Ack- Bon Jovi is stuck in my head! And likely now in yours too! I mean to post this the other night, but I got off on a tear about something or other, as usual, and didn't even mention it: I've blogged every day for half of the year. That went by really fast! I know not every post is a "winner" but that's not the point of blogging daily for a year. I don't know how I feel about this milestone, so I'll talk about literal ones:
In reading about both and their relationship to each other, I came across this section of a book, Historical Tales: The Romance of Reality from 1896. (Seriously, one day I need to look up what major planetary aspects were going on in the 1890's because so many books about ancient Italy were written in that time frame). This is interesting, at least to me, because it's not just about the founding of Rome, but how it was consecrated, and how he went to the Etruscans to learn how to do it!
Far back in time as it was when this took place, Italy seems to have already possessed numerous cities, many of which were to become enemies of Rome in later days. The most civilized of the Italian peoples were the Etruscans, a nation dwelling north of the Tiber, and whose many cities displayed a higher degree of civilization than those around them. From these the Romans in later days borrowed many of their religious customs, and to them Romulus sent to learn what were the proper ceremonies to use in founding a city.

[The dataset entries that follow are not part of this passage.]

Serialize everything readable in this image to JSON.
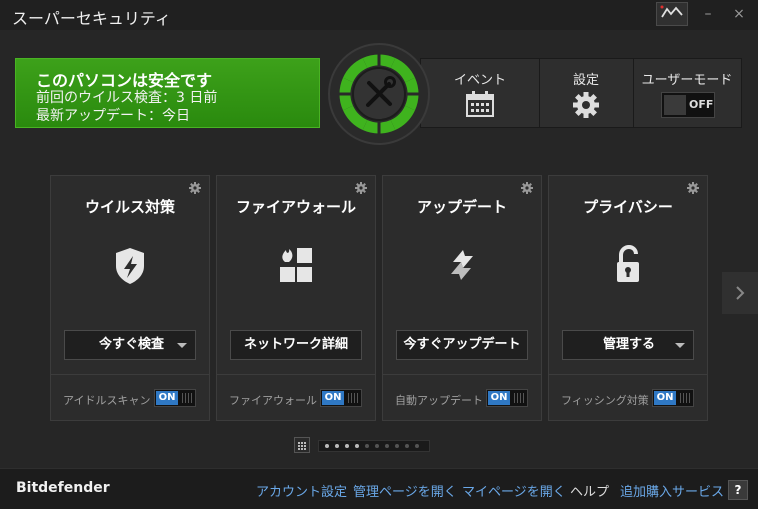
{
  "window": {
    "title": "スーパーセキュリティ",
    "graph_icon": "activity-graph-icon",
    "minimize_label": "–",
    "close_label": "×"
  },
  "status": {
    "title": "このパソコンは安全です",
    "last_scan": "前回のウイルス検査：3 日前",
    "last_update": "最新アップデート：今日",
    "color": "#3a9d17"
  },
  "topbar": {
    "events_label": "イベント",
    "settings_label": "設定",
    "user_mode_label": "ユーザーモード",
    "user_mode_state": "OFF"
  },
  "cards": [
    {
      "title": "ウイルス対策",
      "icon": "shield-icon",
      "action": "今すぐ検査",
      "has_dropdown": true,
      "feature_label": "アイドルスキャン",
      "toggle": "ON"
    },
    {
      "title": "ファイアウォール",
      "icon": "firewall-icon",
      "action": "ネットワーク詳細",
      "has_dropdown": false,
      "feature_label": "ファイアウォール",
      "toggle": "ON"
    },
    {
      "title": "アップデート",
      "icon": "update-arrows-icon",
      "action": "今すぐアップデート",
      "has_dropdown": false,
      "feature_label": "自動アップデート",
      "toggle": "ON"
    },
    {
      "title": "プライバシー",
      "icon": "padlock-icon",
      "action": "管理する",
      "has_dropdown": true,
      "feature_label": "フィッシング対策",
      "toggle": "ON"
    }
  ],
  "pager": {
    "active_dots": 4,
    "total_dots": 10
  },
  "footer": {
    "brand": "Bitdefender",
    "links": [
      "アカウント設定",
      "管理ページを開く",
      "マイページを開く",
      "ヘルプ",
      "追加購入サービス"
    ],
    "help_button": "?"
  },
  "colors": {
    "accent_green": "#3fb31e",
    "toggle_blue": "#2f78c4",
    "link_blue": "#6aa8e8"
  }
}
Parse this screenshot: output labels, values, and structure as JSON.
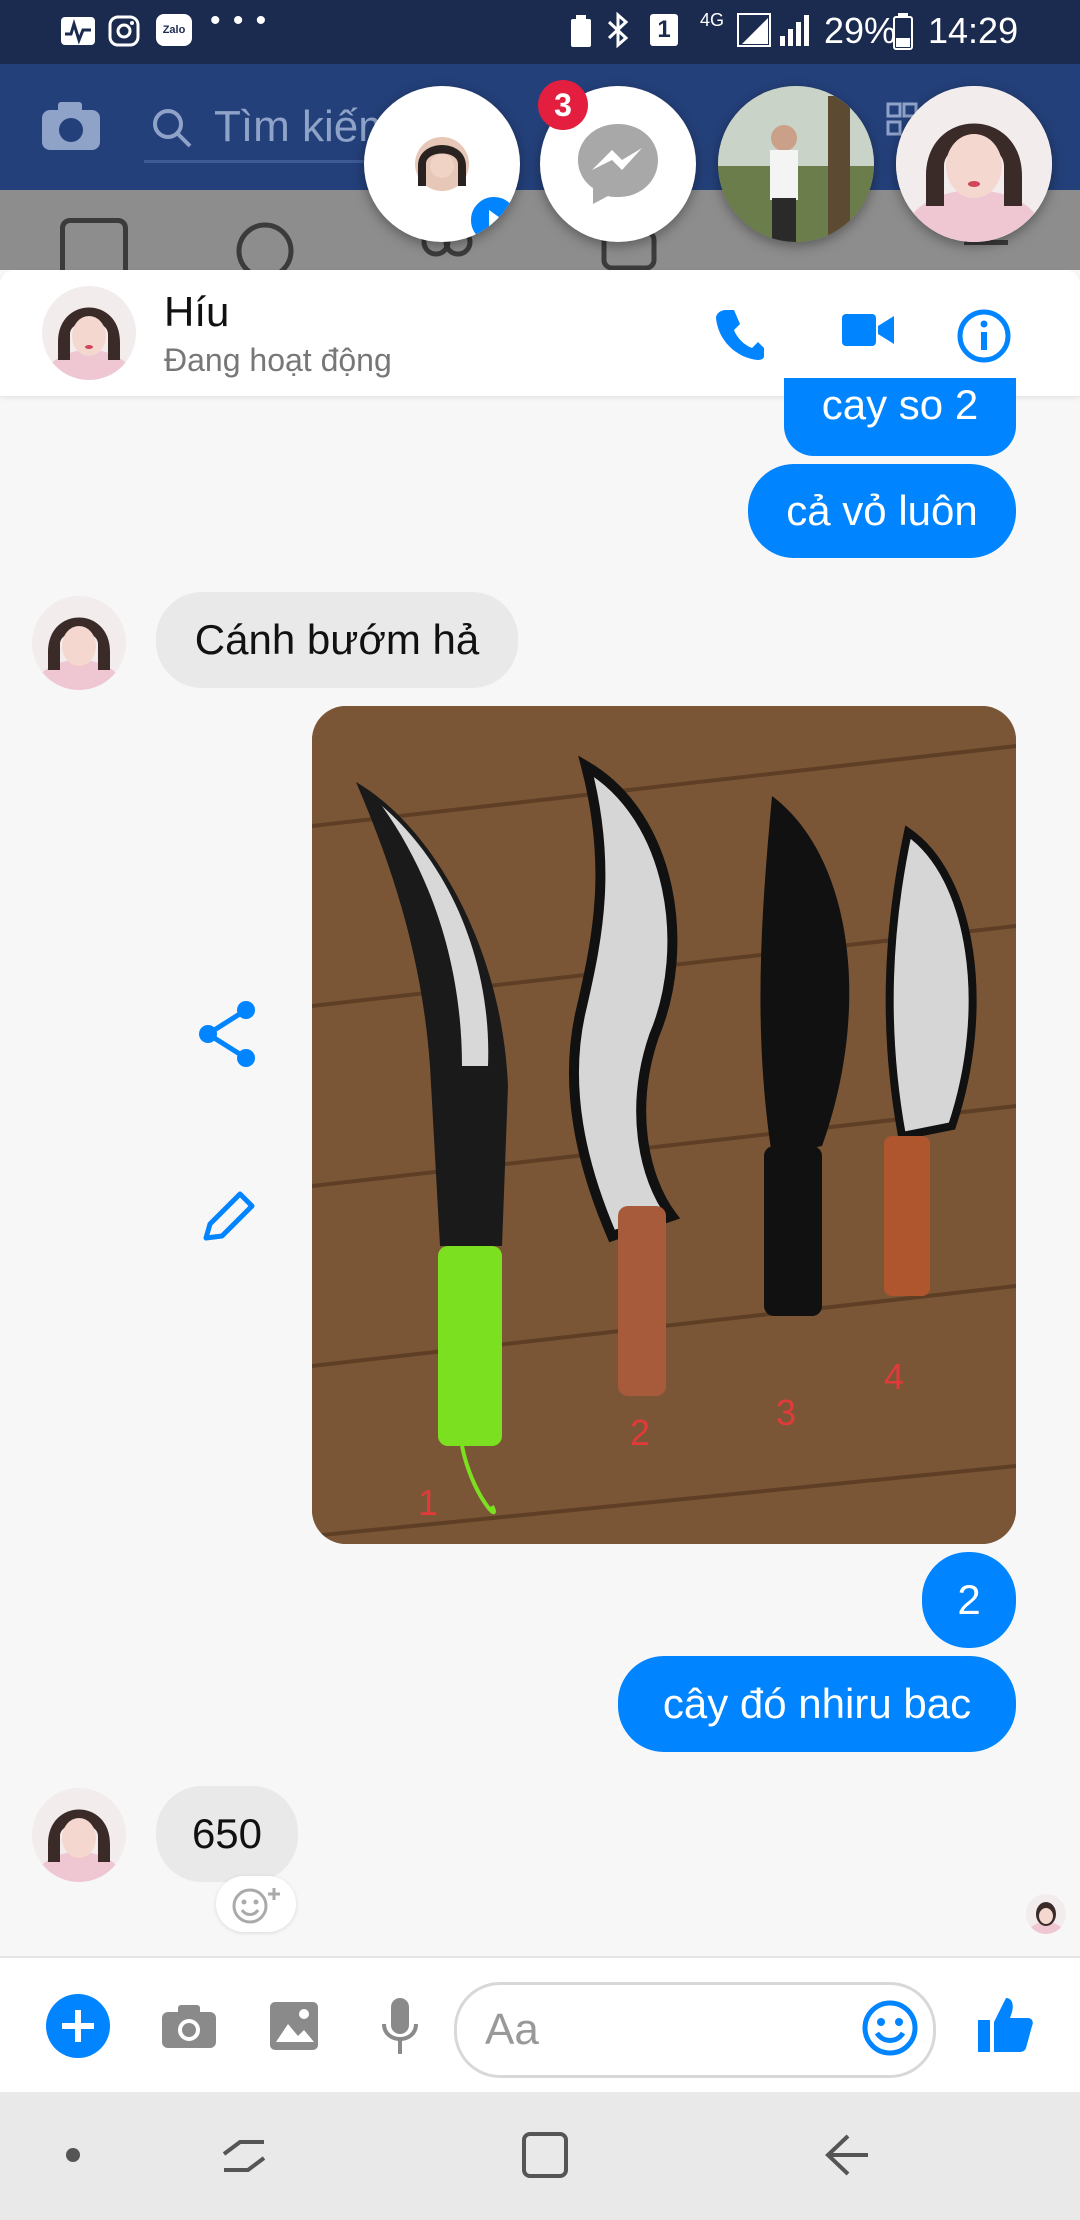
{
  "status_bar": {
    "left_icons": [
      "activity-icon",
      "instagram-icon",
      "zalo-icon"
    ],
    "zalo_text": "Zalo",
    "more": "• • •",
    "battery": "29%",
    "time": "14:29",
    "sim": "1",
    "network": "4G"
  },
  "facebook": {
    "search_placeholder": "Tìm kiếm"
  },
  "chat_heads": {
    "badge_count": "3"
  },
  "conversation": {
    "name": "Híu",
    "status": "Đang hoạt động"
  },
  "messages": {
    "out_1": "cay so 2",
    "out_2": "cả vỏ luôn",
    "in_1": "Cánh bướm hả",
    "image_labels": [
      "1",
      "2",
      "3",
      "4"
    ],
    "out_3": "2",
    "out_4": "cây đó nhiru bac",
    "in_2": "650"
  },
  "composer": {
    "placeholder": "Aa"
  },
  "colors": {
    "messenger_blue": "#0084ff",
    "facebook_blue": "#24407a",
    "status_bar": "#1b2a4f",
    "badge_red": "#e41e3f"
  }
}
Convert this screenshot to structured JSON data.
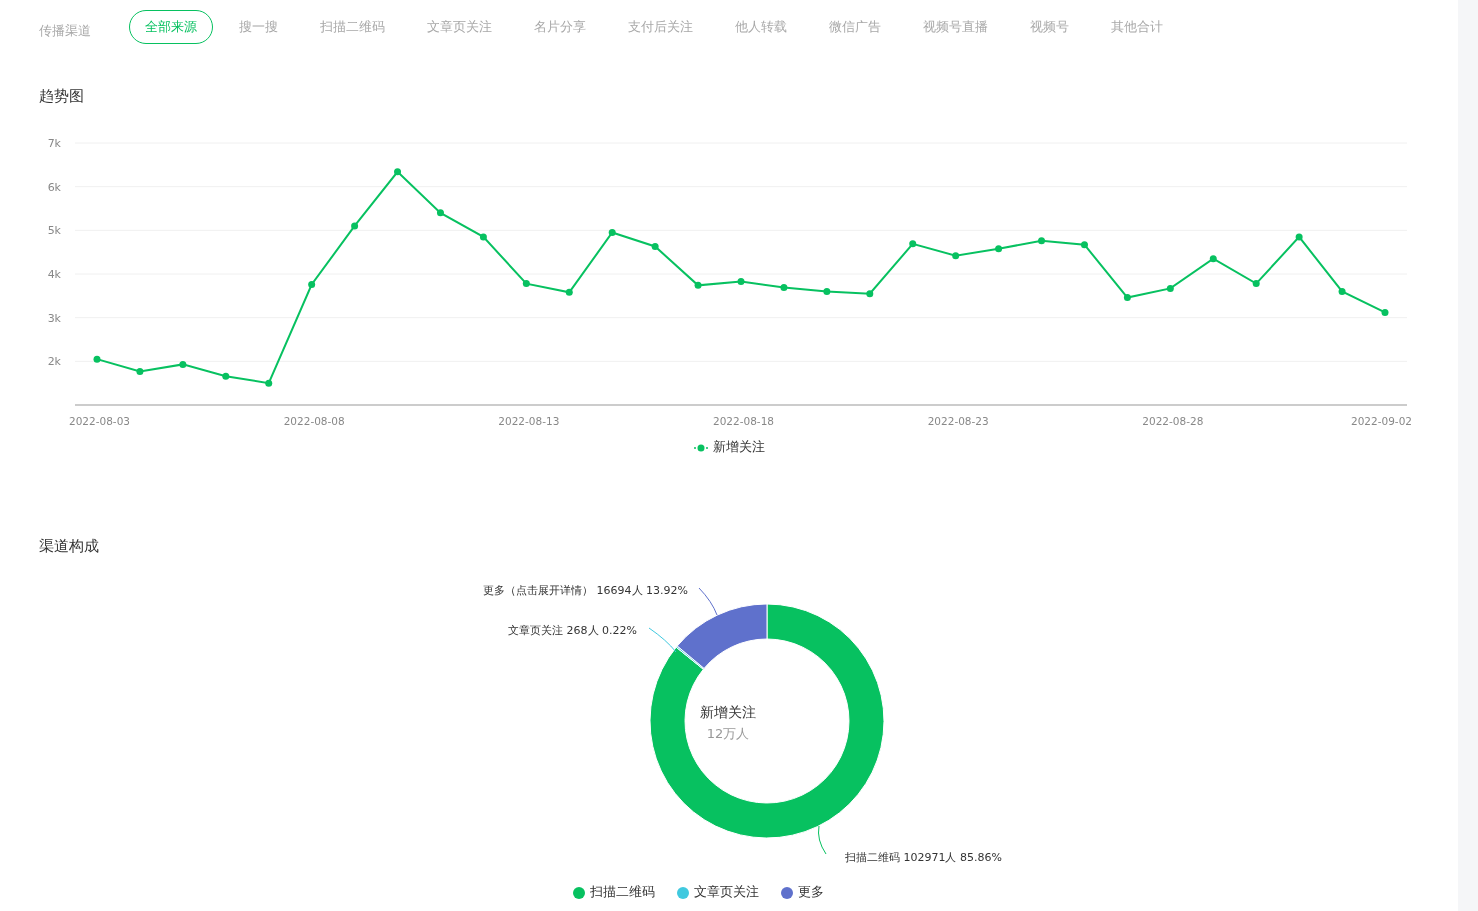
{
  "channel_label": "传播渠道",
  "tabs": [
    {
      "label": "全部来源",
      "selected": true
    },
    {
      "label": "搜一搜",
      "selected": false
    },
    {
      "label": "扫描二维码",
      "selected": false
    },
    {
      "label": "文章页关注",
      "selected": false
    },
    {
      "label": "名片分享",
      "selected": false
    },
    {
      "label": "支付后关注",
      "selected": false
    },
    {
      "label": "他人转载",
      "selected": false
    },
    {
      "label": "微信广告",
      "selected": false
    },
    {
      "label": "视频号直播",
      "selected": false
    },
    {
      "label": "视频号",
      "selected": false
    },
    {
      "label": "其他合计",
      "selected": false
    }
  ],
  "trend": {
    "title": "趋势图",
    "chart_data": {
      "type": "line",
      "categories": [
        "2022-08-03",
        null,
        null,
        null,
        null,
        "2022-08-08",
        null,
        null,
        null,
        null,
        "2022-08-13",
        null,
        null,
        null,
        null,
        "2022-08-18",
        null,
        null,
        null,
        null,
        "2022-08-23",
        null,
        null,
        null,
        null,
        "2022-08-28",
        null,
        null,
        null,
        null,
        "2022-09-02"
      ],
      "series": [
        {
          "name": "新增关注",
          "color": "#07c160",
          "marker": "circle",
          "values": [
            2050,
            1770,
            1930,
            1660,
            1500,
            3760,
            5100,
            6340,
            5400,
            4850,
            3780,
            3580,
            4950,
            4630,
            3740,
            3830,
            3690,
            3600,
            3550,
            4690,
            4420,
            4580,
            4760,
            4670,
            3460,
            3670,
            4350,
            3780,
            4850,
            3600,
            3120
          ]
        }
      ],
      "grid": true,
      "ylim": [
        1000,
        7000
      ],
      "yticks": [
        {
          "value": 2000,
          "label": "2k"
        },
        {
          "value": 3000,
          "label": "3k"
        },
        {
          "value": 4000,
          "label": "4k"
        },
        {
          "value": 5000,
          "label": "5k"
        },
        {
          "value": 6000,
          "label": "6k"
        },
        {
          "value": 7000,
          "label": "7k"
        }
      ]
    }
  },
  "composition": {
    "title": "渠道构成",
    "center_value": "12万人",
    "chart_data": {
      "type": "donut",
      "categories": [
        "扫描二维码",
        "文章页关注",
        "更多"
      ],
      "series": [
        {
          "name": "新增关注",
          "values": [
            85.86,
            0.22,
            13.92
          ]
        }
      ],
      "colors": [
        "#07c160",
        "#40c9df",
        "#5f71cc"
      ],
      "value_labels": [
        "扫描二维码 102971人 85.86%",
        "文章页关注 268人 0.22%",
        "更多（点击展开详情） 16694人 13.92%"
      ]
    }
  }
}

The ceremonies he used were the following. At the centre of the chosen area he dug a circular pit through the soil to the hard clay beneath, and cast into this, with solemn observances, some of the first fruits of the season. Each of his men also threw in a handful of earth brought from his native land. Then the pit was filled up, an altar erected upon it, and a fire kindled on the altar. In this way was the city consecrated to the gods.
Having just consecrated my own piece of land to a specific purpose, I thought the timing was fitting. I know this is likely just a story and there is no specific evidence supporting the idea that Romulus went to the Etruscans to learn how to consecrate his city (and no reason why they would help him to do this...). I thought it was an interesting idea. More tomorrow!